À la naissance de son fils Chlomo zatsal, le Rav offrit l’honneur d’être Sandak (parrain) au noble ‘hassid, Rav Leib de Meless zal, beau-frère du Rabbi, le ‘Hozé de Lublin. La Brit Mila se déroula au Beth Hamidrach, non loin de leur lieu de résidence, et à l’issue de la circoncision, le Sandak, le Mohel (circonciseur) et les proches du Rav se rendirent chez lui pour participer au repas de Mitsva.
Lorsqu’ils arrivèrent chez lui et virent l’état de pauvreté qui y régnait, ils furent très choqués, car ils n’étaient pas au courant jusque-là de l’étroitesse dans laquelle vivait cet homme saint. Ils préparèrent immédiatement un repas digne de ce nom. 
Le lendemain de la Brit Mila, Rabbi Leib de Meless rencontra le tsadik au Beth Hamidrach et lui demanda comment il gagnait sa vie. Il lui répondit en yiddish : « J’ai deux Ki « . Le Rabbi comprit qu’il possédait deux vaches nourricières grâce auxquelles il gagnait sa vie en vendant le lait, et il demanda aux membres de sa famille d’acheter du lait chez Rabbi Ouri.
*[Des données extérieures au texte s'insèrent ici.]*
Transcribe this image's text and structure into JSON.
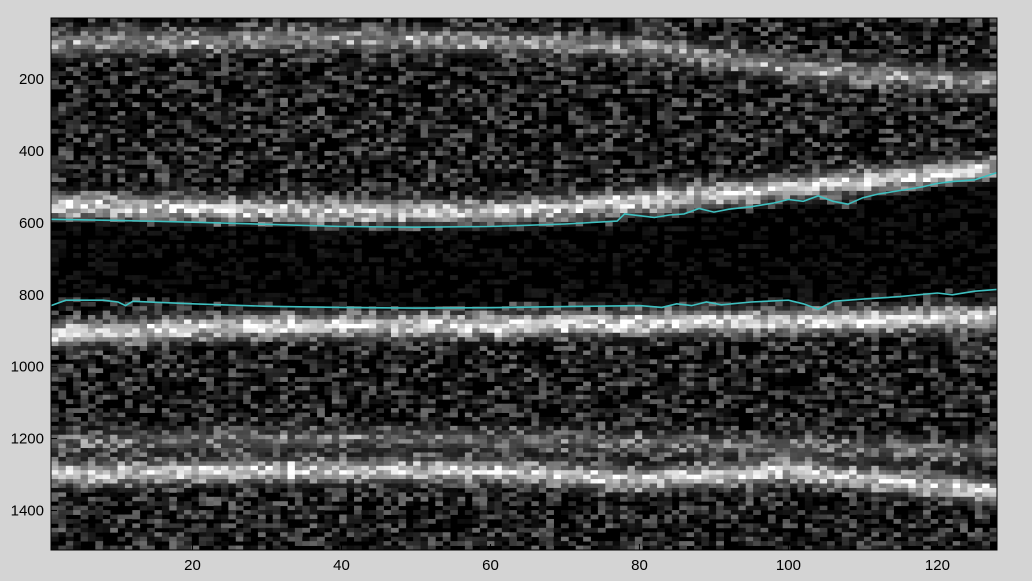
{
  "chart_data": {
    "type": "heatmap",
    "colormap": "grayscale",
    "background_color": "#d4d4d4",
    "trace_color": "#3fbfbf",
    "x_ticks": [
      20,
      40,
      60,
      80,
      100,
      120
    ],
    "y_ticks": [
      200,
      400,
      600,
      800,
      1000,
      1200,
      1400
    ],
    "xlim": [
      1,
      128
    ],
    "ylim": [
      1510,
      30
    ],
    "y_reversed": true,
    "grid": false,
    "bright_bands": [
      {
        "points": [
          [
            1,
            100
          ],
          [
            40,
            85
          ],
          [
            80,
            110
          ],
          [
            100,
            170
          ],
          [
            128,
            210
          ]
        ],
        "intensity": 0.55
      },
      {
        "points": [
          [
            1,
            550
          ],
          [
            30,
            565
          ],
          [
            60,
            570
          ],
          [
            80,
            540
          ],
          [
            100,
            500
          ],
          [
            128,
            450
          ]
        ],
        "intensity": 0.9
      },
      {
        "points": [
          [
            1,
            910
          ],
          [
            30,
            885
          ],
          [
            60,
            885
          ],
          [
            90,
            875
          ],
          [
            128,
            865
          ]
        ],
        "intensity": 0.95
      },
      {
        "points": [
          [
            1,
            1300
          ],
          [
            30,
            1290
          ],
          [
            60,
            1290
          ],
          [
            80,
            1315
          ],
          [
            100,
            1290
          ],
          [
            128,
            1350
          ]
        ],
        "intensity": 0.85
      },
      {
        "points": [
          [
            1,
            1210
          ],
          [
            50,
            1200
          ],
          [
            100,
            1220
          ],
          [
            128,
            1240
          ]
        ],
        "intensity": 0.35
      }
    ],
    "series": [
      {
        "x": [
          1,
          10,
          20,
          30,
          40,
          50,
          60,
          70,
          77,
          78,
          80,
          82,
          84,
          86,
          88,
          90,
          92,
          95,
          98,
          100,
          102,
          104,
          106,
          108,
          110,
          112,
          115,
          118,
          120,
          122,
          125,
          128
        ],
        "y": [
          590,
          593,
          598,
          604,
          610,
          612,
          610,
          603,
          595,
          575,
          580,
          585,
          578,
          575,
          560,
          570,
          562,
          555,
          545,
          535,
          540,
          525,
          540,
          548,
          530,
          520,
          510,
          500,
          490,
          485,
          480,
          460
        ]
      },
      {
        "x": [
          1,
          3,
          8,
          10,
          11,
          12,
          20,
          30,
          40,
          50,
          60,
          70,
          80,
          83,
          85,
          87,
          89,
          91,
          95,
          100,
          102,
          104,
          106,
          110,
          115,
          120,
          122,
          125,
          128
        ],
        "y": [
          830,
          815,
          815,
          820,
          830,
          818,
          825,
          832,
          835,
          837,
          836,
          833,
          830,
          835,
          825,
          830,
          820,
          828,
          820,
          815,
          825,
          840,
          818,
          812,
          805,
          795,
          800,
          790,
          785
        ]
      }
    ]
  }
}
Mais ils furent très étonnés lorsqu’ils se présentèrent pour acheter du lait chez Rabbi Ouri, et son épouse répondit qu’ils n’avaient jamais possédé de vache, et n’avaient pas une goutte de lait à la maison.
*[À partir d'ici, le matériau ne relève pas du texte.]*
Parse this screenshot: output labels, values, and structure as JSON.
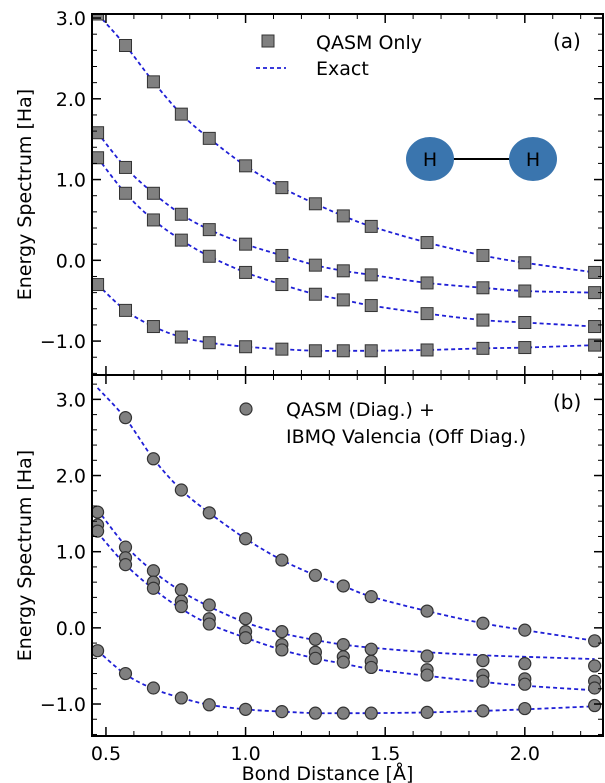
{
  "chart_data": [
    {
      "type": "scatter",
      "panel_label": "(a)",
      "xlabel": "",
      "ylabel": "Energy Spectrum [Ha]",
      "xlim": [
        0.45,
        2.28
      ],
      "ylim": [
        -1.42,
        3.05
      ],
      "xticks": [
        0.5,
        1.0,
        1.5,
        2.0
      ],
      "yticks": [
        -1.0,
        0.0,
        1.0,
        2.0,
        3.0
      ],
      "ytick_labels": [
        "−1.0",
        "0.0",
        "1.0",
        "2.0",
        "3.0"
      ],
      "legend": [
        {
          "label": "QASM Only",
          "marker": "square"
        },
        {
          "label": "Exact",
          "marker": "dashed-line"
        }
      ],
      "legend_position": "top-center",
      "molecule_inset": {
        "atom1": "H",
        "atom2": "H",
        "atom_color": "#3a75ae"
      },
      "x": [
        0.47,
        0.57,
        0.67,
        0.77,
        0.87,
        1.0,
        1.13,
        1.25,
        1.35,
        1.45,
        1.65,
        1.85,
        2.0,
        2.25
      ],
      "series": [
        {
          "name": "QASM Only",
          "marker": "square",
          "color": "#808080",
          "values": [
            3.05,
            2.66,
            2.21,
            1.81,
            1.51,
            1.17,
            0.9,
            0.7,
            0.55,
            0.42,
            0.22,
            0.06,
            -0.03,
            -0.15
          ],
          "x_override": [
            0.47,
            0.57,
            0.67,
            0.77,
            0.87,
            1.0,
            1.13,
            1.25,
            1.35,
            1.45,
            1.65,
            1.85,
            2.0,
            2.25
          ]
        },
        {
          "name": "QASM Only",
          "marker": "square",
          "color": "#808080",
          "values": [
            1.58,
            1.15,
            0.83,
            0.57,
            0.38,
            0.2,
            0.06,
            -0.06,
            -0.13,
            -0.18,
            -0.28,
            -0.34,
            -0.38,
            -0.4
          ]
        },
        {
          "name": "QASM Only",
          "marker": "square",
          "color": "#808080",
          "values": [
            1.27,
            0.83,
            0.5,
            0.25,
            0.05,
            -0.15,
            -0.3,
            -0.42,
            -0.49,
            -0.56,
            -0.66,
            -0.74,
            -0.77,
            -0.82
          ]
        },
        {
          "name": "QASM Only",
          "marker": "square",
          "color": "#808080",
          "values": [
            -0.3,
            -0.62,
            -0.82,
            -0.95,
            -1.02,
            -1.07,
            -1.1,
            -1.12,
            -1.12,
            -1.12,
            -1.11,
            -1.09,
            -1.08,
            -1.05
          ]
        }
      ],
      "exact_color": "#1f1fd6"
    },
    {
      "type": "scatter",
      "panel_label": "(b)",
      "xlabel": "Bond Distance [Å]",
      "ylabel": "Energy Spectrum [Ha]",
      "xlim": [
        0.45,
        2.28
      ],
      "ylim": [
        -1.42,
        3.32
      ],
      "xticks": [
        0.5,
        1.0,
        1.5,
        2.0
      ],
      "xtick_labels": [
        "0.5",
        "1.0",
        "1.5",
        "2.0"
      ],
      "yticks": [
        -1.0,
        0.0,
        1.0,
        2.0,
        3.0
      ],
      "ytick_labels": [
        "−1.0",
        "0.0",
        "1.0",
        "2.0",
        "3.0"
      ],
      "legend": [
        {
          "label": "QASM (Diag.) +",
          "marker": "circle"
        },
        {
          "label": "IBMQ Valencia (Off Diag.)",
          "marker": "none"
        }
      ],
      "legend_position": "top-center",
      "exact_color": "#1f1fd6",
      "exact_curves": [
        [
          3.15,
          2.75,
          2.22,
          1.81,
          1.51,
          1.17,
          0.89,
          0.69,
          0.55,
          0.41,
          0.22,
          0.06,
          -0.03,
          -0.17
        ],
        [
          1.55,
          1.08,
          0.74,
          0.48,
          0.28,
          0.07,
          -0.07,
          -0.16,
          -0.22,
          -0.26,
          -0.32,
          -0.36,
          -0.38,
          -0.41
        ],
        [
          1.25,
          0.83,
          0.51,
          0.25,
          0.05,
          -0.13,
          -0.29,
          -0.4,
          -0.47,
          -0.54,
          -0.63,
          -0.71,
          -0.76,
          -0.82
        ],
        [
          -0.3,
          -0.61,
          -0.8,
          -0.92,
          -1.01,
          -1.07,
          -1.1,
          -1.12,
          -1.12,
          -1.12,
          -1.11,
          -1.09,
          -1.07,
          -1.03
        ]
      ],
      "points": [
        {
          "x": 0.47,
          "y": [
            1.52,
            1.35,
            1.27,
            -0.3
          ]
        },
        {
          "x": 0.57,
          "y": [
            2.76,
            1.06,
            0.92,
            0.83,
            -0.6
          ]
        },
        {
          "x": 0.67,
          "y": [
            2.22,
            0.75,
            0.6,
            0.52,
            -0.79
          ]
        },
        {
          "x": 0.77,
          "y": [
            1.81,
            0.5,
            0.35,
            0.28,
            -0.92
          ]
        },
        {
          "x": 0.87,
          "y": [
            1.51,
            0.3,
            0.12,
            0.05,
            -1.01
          ]
        },
        {
          "x": 1.0,
          "y": [
            1.17,
            0.12,
            -0.05,
            -0.13,
            -1.07
          ]
        },
        {
          "x": 1.13,
          "y": [
            0.89,
            -0.05,
            -0.22,
            -0.29,
            -1.1
          ]
        },
        {
          "x": 1.25,
          "y": [
            0.69,
            -0.15,
            -0.32,
            -0.4,
            -1.12
          ]
        },
        {
          "x": 1.35,
          "y": [
            0.55,
            -0.22,
            -0.38,
            -0.45,
            -1.12
          ]
        },
        {
          "x": 1.45,
          "y": [
            0.41,
            -0.28,
            -0.44,
            -0.52,
            -1.12
          ]
        },
        {
          "x": 1.65,
          "y": [
            0.22,
            -0.37,
            -0.55,
            -0.62,
            -1.11
          ]
        },
        {
          "x": 1.85,
          "y": [
            0.06,
            -0.43,
            -0.62,
            -0.7,
            -1.09
          ]
        },
        {
          "x": 2.0,
          "y": [
            -0.03,
            -0.47,
            -0.67,
            -0.74,
            -1.06
          ]
        },
        {
          "x": 2.25,
          "y": [
            -0.17,
            -0.5,
            -0.7,
            -0.79,
            -1.02
          ]
        }
      ]
    }
  ]
}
Rabbi Leib exprima sa stupéfaction à Rabbi Ouri, qui lui répondit : « J’ai dit que j’avais deux ‘Ki » (en hébreu, cela ressemble au terme de Ki, qui signifie vache en yiddish), et cela correspond aux deux « Ki » énoncés par le roi David dans les Téhilim (33,21) : » Ki vo yisma’h libénou, ki vechem kodcho vata’hnou, Oui, notre cœur se réjouit en Lui, oui, nous avons confiance en Son saint nom  » : c’est de Lui que je gagne ma vie et obtiens ma vitalité. 
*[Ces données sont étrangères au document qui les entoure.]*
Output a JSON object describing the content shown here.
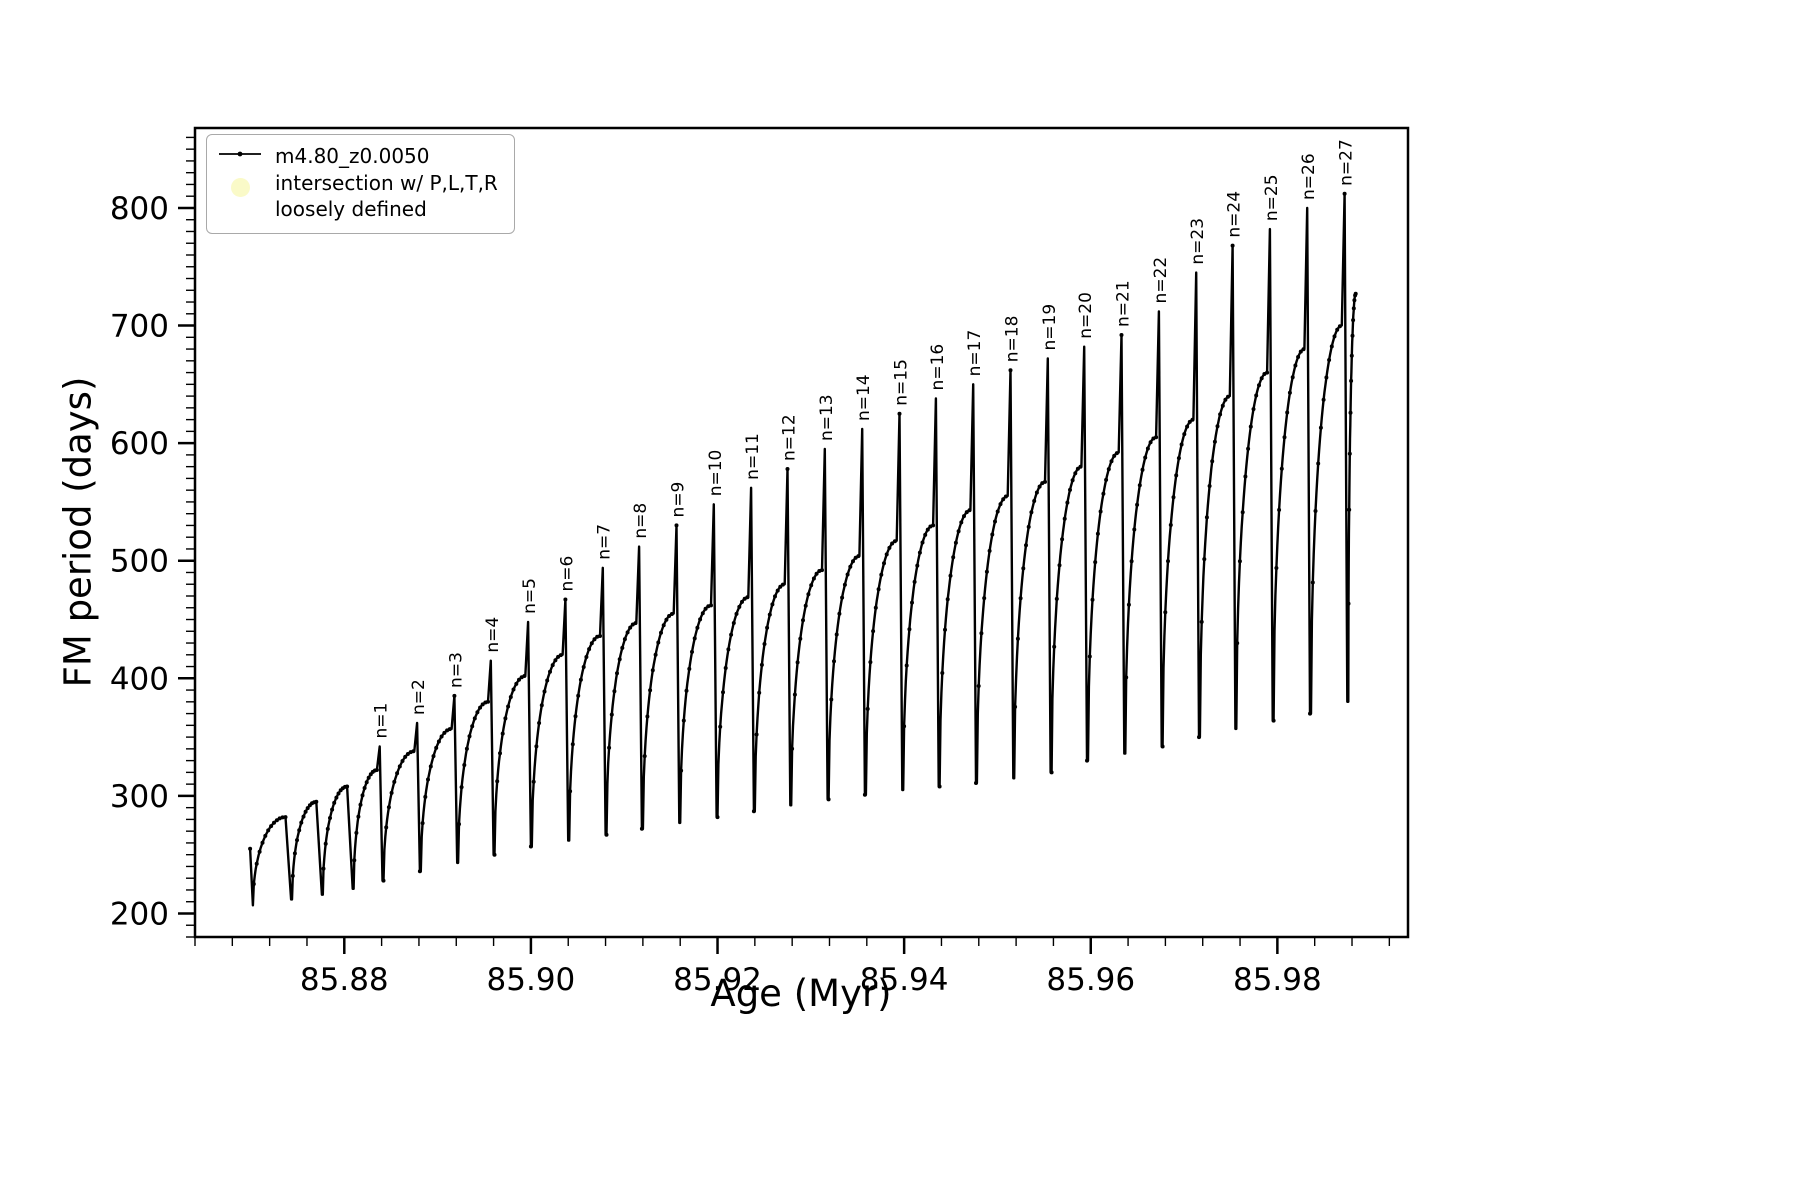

Nous apprenons de ce récit que la joie et le Bita’hon, la confiance en Hachem, sont interdépendants. En effet le Bita’hon entraîne l’homme à vivre dans la joie, du fait qu’il est nourri par Hachem, porté par Ses épaules et ne se fait aucun souci. Il est intimement convaincu que rien de mal ne peut advenir du Ciel et que tout ce que Hachem fait est pour le bien, et il est ainsi le plus heureux des hommes. Il fait rayonner une lumière de joie et de sérénité à tout son entourage, il mène une belle vie authentique, car la Émouna fait revivre l’homme, comme l’indique ce passage des Écritures (‘Habakouk ,4) : « Le juste vivra par sa ferme Émouna. »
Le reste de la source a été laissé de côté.